Many of the big problems we are facing involve far from equilibrium systems that entail a cataclysmic change. Climate, turbulence and earthquakes, developmental biology, aging death, and even evolution. These phenomena are rare (sometimes occurring only once) and are entirely irreversible. While understanding the physics of such irreversible processes is of both fundamental and practical importance, these problems also pose unique challenges. These challenges, as they manifest in turbulence, were beautifully portrayed by Richardson:
“Big whirls have little whirls that feed on their velocity, and little whirls have lesser whirls and so on to viscosity”

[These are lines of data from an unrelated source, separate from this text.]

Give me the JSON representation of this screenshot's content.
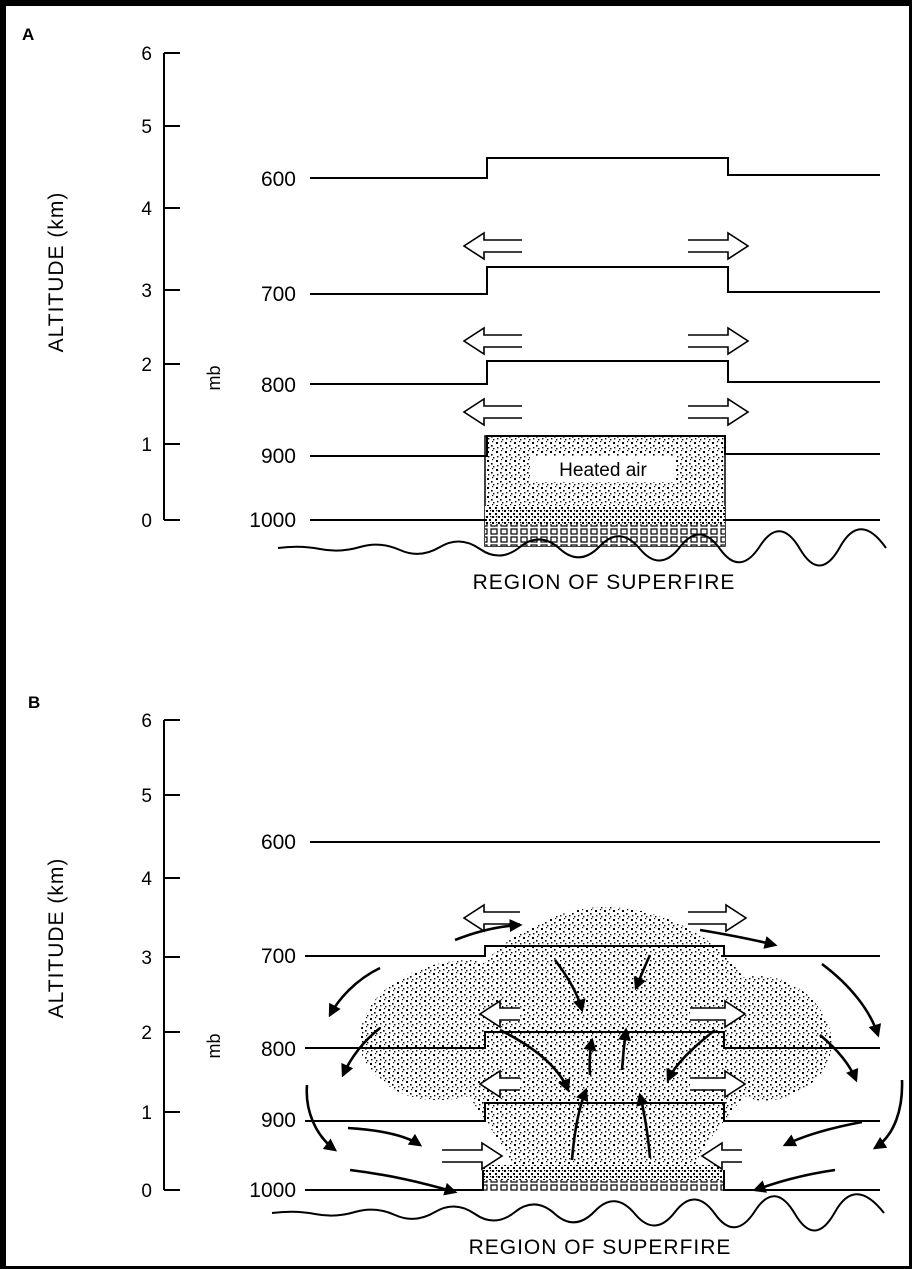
{
  "panels": [
    {
      "id": "A",
      "label": "A",
      "ylabel": "ALTITUDE (km)",
      "yticks": [
        "0",
        "1",
        "2",
        "3",
        "4",
        "5",
        "6"
      ],
      "pressure_unit": "mb",
      "pressure_levels": [
        "600",
        "700",
        "800",
        "900",
        "1000"
      ],
      "inner_label": "Heated air",
      "caption": "REGION OF SUPERFIRE"
    },
    {
      "id": "B",
      "label": "B",
      "ylabel": "ALTITUDE (km)",
      "yticks": [
        "0",
        "1",
        "2",
        "3",
        "4",
        "5",
        "6"
      ],
      "pressure_unit": "mb",
      "pressure_levels": [
        "600",
        "700",
        "800",
        "900",
        "1000"
      ],
      "caption": "REGION OF SUPERFIRE"
    }
  ],
  "colors": {
    "ink": "#000000",
    "background": "#ffffff"
  }
}
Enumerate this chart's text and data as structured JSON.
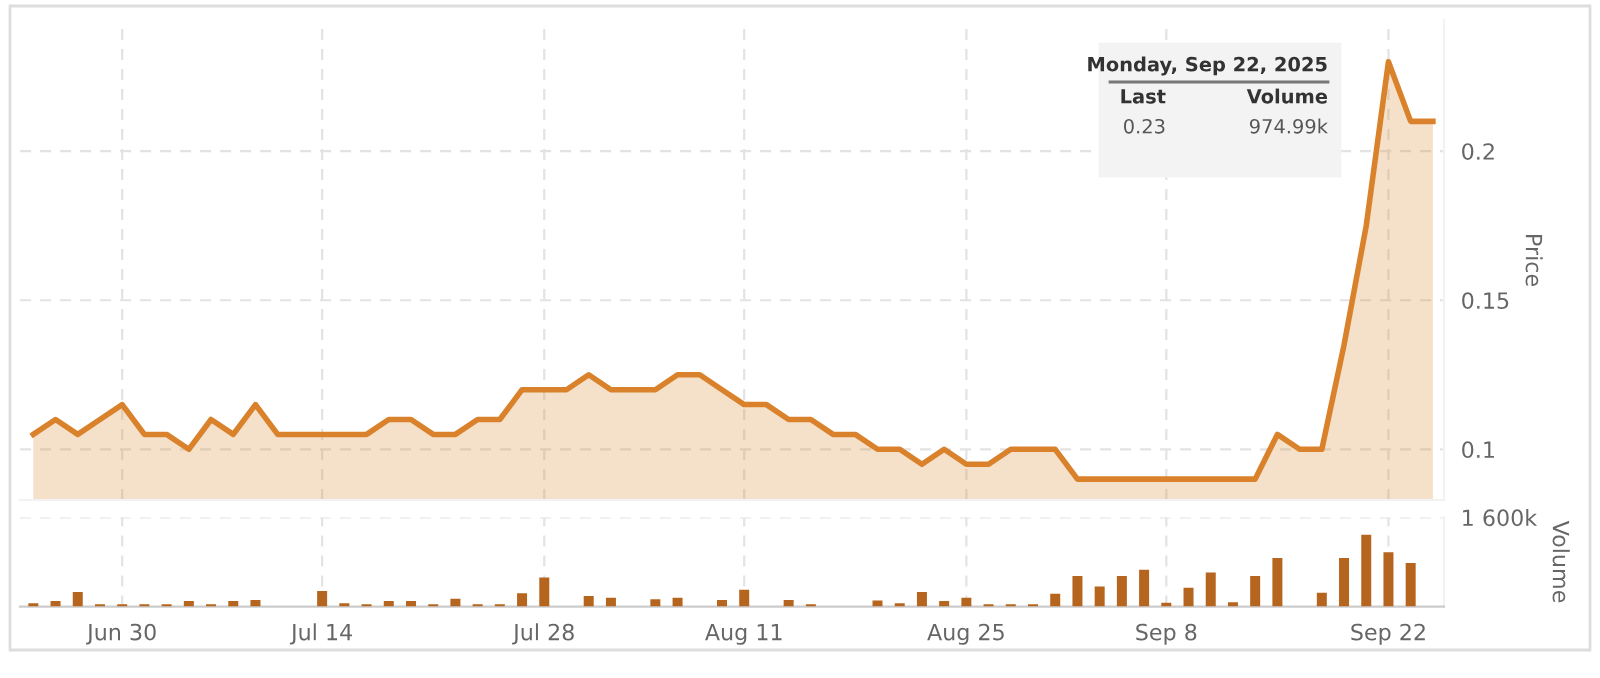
{
  "chart_data": [
    {
      "type": "area",
      "ylabel": "Price",
      "categories": [
        null,
        null,
        null,
        null,
        null,
        null,
        null,
        null,
        null,
        null,
        null,
        null,
        null,
        null,
        null,
        null,
        null,
        null,
        null,
        null,
        null,
        null,
        null,
        null,
        null,
        null,
        null,
        null,
        null,
        null,
        null,
        null,
        null,
        null,
        null,
        null,
        null,
        null,
        null,
        null,
        null,
        null,
        null,
        null,
        null,
        null,
        null,
        null,
        null,
        null,
        null,
        null,
        null,
        null,
        null,
        null,
        null,
        null,
        null,
        null,
        null,
        null,
        null,
        null
      ],
      "series": [
        {
          "color": "#d9822b",
          "values": [
            0.105,
            0.11,
            0.105,
            0.11,
            0.115,
            0.105,
            0.105,
            0.1,
            0.11,
            0.105,
            0.115,
            0.105,
            0.105,
            0.105,
            0.105,
            0.105,
            0.11,
            0.11,
            0.105,
            0.105,
            0.11,
            0.11,
            0.12,
            0.12,
            0.12,
            0.125,
            0.12,
            0.12,
            0.12,
            0.125,
            0.125,
            0.12,
            0.115,
            0.115,
            0.11,
            0.11,
            0.105,
            0.105,
            0.1,
            0.1,
            0.095,
            0.1,
            0.095,
            0.095,
            0.1,
            0.1,
            0.1,
            0.09,
            0.09,
            0.09,
            0.09,
            0.09,
            0.09,
            0.09,
            0.09,
            0.09,
            0.105,
            0.1,
            0.1,
            0.135,
            0.175,
            0.23,
            0.21,
            0.21
          ]
        }
      ],
      "ylim": [
        0.083,
        0.244
      ],
      "yticks": [
        0.1,
        0.15,
        0.2
      ],
      "grid": true,
      "tick_labels": "y",
      "legend": false,
      "marker": "none",
      "line_style": "solid",
      "annotations": [
        "Monday, Sep 22, 2025",
        "Last",
        "Volume",
        "0.23",
        "974.99k"
      ]
    },
    {
      "type": "bar",
      "ylabel": "Volume",
      "categories": [
        null,
        null,
        null,
        null,
        "Jun 30",
        null,
        null,
        null,
        null,
        null,
        null,
        null,
        null,
        "Jul 14",
        null,
        null,
        null,
        null,
        null,
        null,
        null,
        null,
        null,
        "Jul 28",
        null,
        null,
        null,
        null,
        null,
        null,
        null,
        null,
        "Aug 11",
        null,
        null,
        null,
        null,
        null,
        null,
        null,
        null,
        null,
        "Aug 25",
        null,
        null,
        null,
        null,
        null,
        null,
        null,
        null,
        "Sep 8",
        null,
        null,
        null,
        null,
        null,
        null,
        null,
        null,
        null,
        "Sep 22",
        null,
        null
      ],
      "series": [
        {
          "color": "#b5651d",
          "values": [
            60,
            100,
            260,
            40,
            40,
            40,
            40,
            100,
            40,
            100,
            120,
            0,
            0,
            280,
            60,
            40,
            100,
            100,
            40,
            140,
            40,
            40,
            240,
            520,
            0,
            190,
            160,
            0,
            130,
            160,
            0,
            120,
            300,
            0,
            120,
            40,
            0,
            0,
            110,
            60,
            260,
            100,
            160,
            40,
            40,
            40,
            230,
            550,
            360,
            550,
            660,
            70,
            340,
            610,
            80,
            550,
            870,
            0,
            250,
            870,
            1290,
            974.99,
            780,
            0
          ]
        }
      ],
      "ylim": [
        0,
        1600
      ],
      "yticks": [
        {
          "value": 1600,
          "label": "1 600k"
        }
      ],
      "grid": true,
      "legend": false
    }
  ]
}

Lewis Fry Richardson (1922)
In his short verse, Richardson captures the essence of the turbulent cascade—the conveyance of kinetic energy across scales that underlies the universal dynamics of turbulent flows. Indeed, such conveyance of important physical quantities (energy, stress, frustration and even information) down and up a vast range of scales underlines the dynamics of many systems. The same applies to how a multi-contact frictional interface will form and break or how correlated defect structures determine the strength of a space-rocket, how an intricate network of creases will form when we crumple a thin sheet or when soda can is smashed. The challenge in understanding these systems is in capturing the events as they occur, keeping up with the dynamics on all scales and at all times. Here, I will review our work on several key irreversible system and introduce the new tools we developed to address their unique evolution and discuss the interesting physics we learned. Specifically, I will discuss: turbulence in the collision of vortex rings, buckling, and failure.